Paternity establishes a legal relationship between the mother, child and biological father. When the Court enters a final judgment of paternity, the child has the same rights as a child born of parents married to each other. This includes the right to inherit from a parent, to receive financial support from the parents, social security benefits and health insurance coverage. The father is entitled to visitation rights, to engage in shared parenting of the child and object to the adoption of the child.
Florida Statute 742.021 explains the process to file a paternity action as follows:
(1) The proceedings must be in the circuit court of the county where the plaintiff resides or the county where the defendant resides.

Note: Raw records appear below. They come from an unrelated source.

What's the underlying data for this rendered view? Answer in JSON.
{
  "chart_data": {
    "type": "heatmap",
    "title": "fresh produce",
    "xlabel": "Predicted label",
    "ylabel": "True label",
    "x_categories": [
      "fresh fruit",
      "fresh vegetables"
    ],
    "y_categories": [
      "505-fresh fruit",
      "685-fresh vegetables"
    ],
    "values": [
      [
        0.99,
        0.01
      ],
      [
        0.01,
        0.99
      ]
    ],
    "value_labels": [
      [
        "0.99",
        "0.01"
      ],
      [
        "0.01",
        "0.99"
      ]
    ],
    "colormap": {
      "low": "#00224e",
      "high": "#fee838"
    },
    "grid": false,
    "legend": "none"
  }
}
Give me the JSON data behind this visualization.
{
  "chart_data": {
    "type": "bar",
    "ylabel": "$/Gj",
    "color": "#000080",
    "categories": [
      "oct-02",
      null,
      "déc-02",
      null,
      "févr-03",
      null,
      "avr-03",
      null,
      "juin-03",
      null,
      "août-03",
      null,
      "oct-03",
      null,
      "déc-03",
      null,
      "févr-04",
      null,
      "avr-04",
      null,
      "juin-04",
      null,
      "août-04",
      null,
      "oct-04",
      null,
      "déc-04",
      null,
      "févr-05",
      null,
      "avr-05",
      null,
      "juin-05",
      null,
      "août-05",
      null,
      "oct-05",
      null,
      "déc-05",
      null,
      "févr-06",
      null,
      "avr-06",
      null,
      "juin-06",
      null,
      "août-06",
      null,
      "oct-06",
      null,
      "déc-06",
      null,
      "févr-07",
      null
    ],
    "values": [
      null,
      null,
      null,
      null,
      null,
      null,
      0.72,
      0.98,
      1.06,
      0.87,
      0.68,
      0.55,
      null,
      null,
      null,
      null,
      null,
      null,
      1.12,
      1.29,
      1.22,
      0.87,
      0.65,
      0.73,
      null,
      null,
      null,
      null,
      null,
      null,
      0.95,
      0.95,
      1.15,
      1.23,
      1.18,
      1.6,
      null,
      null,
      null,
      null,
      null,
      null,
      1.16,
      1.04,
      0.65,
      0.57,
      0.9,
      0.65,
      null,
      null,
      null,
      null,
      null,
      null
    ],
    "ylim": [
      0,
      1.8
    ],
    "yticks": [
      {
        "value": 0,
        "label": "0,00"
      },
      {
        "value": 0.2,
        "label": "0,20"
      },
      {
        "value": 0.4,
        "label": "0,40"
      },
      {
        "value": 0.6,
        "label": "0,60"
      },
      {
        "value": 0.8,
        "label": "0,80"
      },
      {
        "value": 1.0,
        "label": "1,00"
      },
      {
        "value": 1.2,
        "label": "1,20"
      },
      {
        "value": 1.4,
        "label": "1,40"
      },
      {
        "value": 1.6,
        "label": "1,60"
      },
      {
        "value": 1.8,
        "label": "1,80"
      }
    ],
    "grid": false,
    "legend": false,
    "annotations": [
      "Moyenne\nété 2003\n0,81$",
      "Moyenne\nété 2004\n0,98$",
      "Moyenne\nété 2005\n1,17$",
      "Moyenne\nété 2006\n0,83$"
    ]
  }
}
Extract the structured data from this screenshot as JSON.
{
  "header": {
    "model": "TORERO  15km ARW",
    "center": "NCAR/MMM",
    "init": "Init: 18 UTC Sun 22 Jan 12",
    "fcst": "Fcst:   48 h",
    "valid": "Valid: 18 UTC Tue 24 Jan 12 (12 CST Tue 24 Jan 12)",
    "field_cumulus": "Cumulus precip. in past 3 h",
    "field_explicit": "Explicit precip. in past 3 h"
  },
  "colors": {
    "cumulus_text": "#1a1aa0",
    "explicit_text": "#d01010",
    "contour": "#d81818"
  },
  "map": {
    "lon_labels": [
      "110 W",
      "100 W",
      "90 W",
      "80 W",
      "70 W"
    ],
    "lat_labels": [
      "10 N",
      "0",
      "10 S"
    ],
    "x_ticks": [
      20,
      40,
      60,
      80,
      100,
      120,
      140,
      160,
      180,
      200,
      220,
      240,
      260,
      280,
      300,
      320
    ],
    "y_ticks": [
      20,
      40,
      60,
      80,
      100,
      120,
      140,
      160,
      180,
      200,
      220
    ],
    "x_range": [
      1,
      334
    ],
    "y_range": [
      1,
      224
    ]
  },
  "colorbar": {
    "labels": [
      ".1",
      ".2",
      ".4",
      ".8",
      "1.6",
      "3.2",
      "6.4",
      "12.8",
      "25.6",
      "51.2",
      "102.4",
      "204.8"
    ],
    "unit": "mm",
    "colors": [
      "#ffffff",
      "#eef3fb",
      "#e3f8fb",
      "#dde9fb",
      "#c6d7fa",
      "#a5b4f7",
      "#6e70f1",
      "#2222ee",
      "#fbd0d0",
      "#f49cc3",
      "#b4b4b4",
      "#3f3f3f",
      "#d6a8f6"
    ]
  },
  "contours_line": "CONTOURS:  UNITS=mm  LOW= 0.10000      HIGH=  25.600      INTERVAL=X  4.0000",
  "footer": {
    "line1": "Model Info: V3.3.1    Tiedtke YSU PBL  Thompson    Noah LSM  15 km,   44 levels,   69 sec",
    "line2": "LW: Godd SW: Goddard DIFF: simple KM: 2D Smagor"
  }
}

(2) The complaint shall assert sufficient facts charging the paternity of the child. Upon filing of a complaint seeking to determine paternity, the clerk of court shall issue a notice to each petitioner and to each respondent or defendant along with service of the petition. The notice must be in substantially the following form:
In order to preserve the right to notice and consent to the adoption of the child, an unmarried biological father must, as the “registrant,” file a notarized claim of paternity form with the Florida Putative Father Registry maintained by the Office of Vital Statistics of the Department of Health which includes confirmation of his willingness and intent to support the child for whom paternity is claimed in accordance with state law. The claim of paternity may be filed at any time before the child’s birth, but a claim of paternity may not be filed after the date a petition is filed for termination of parental rights.
(3) Process served on the defendant must require the defendant to file written defenses to the complaint in the same manner as suits in chancery. Upon application and proof under oath, the court may issue a writ of ne exeat against the defendant on such terms and conditions and conditioned upon bond in such amount as the court may determine.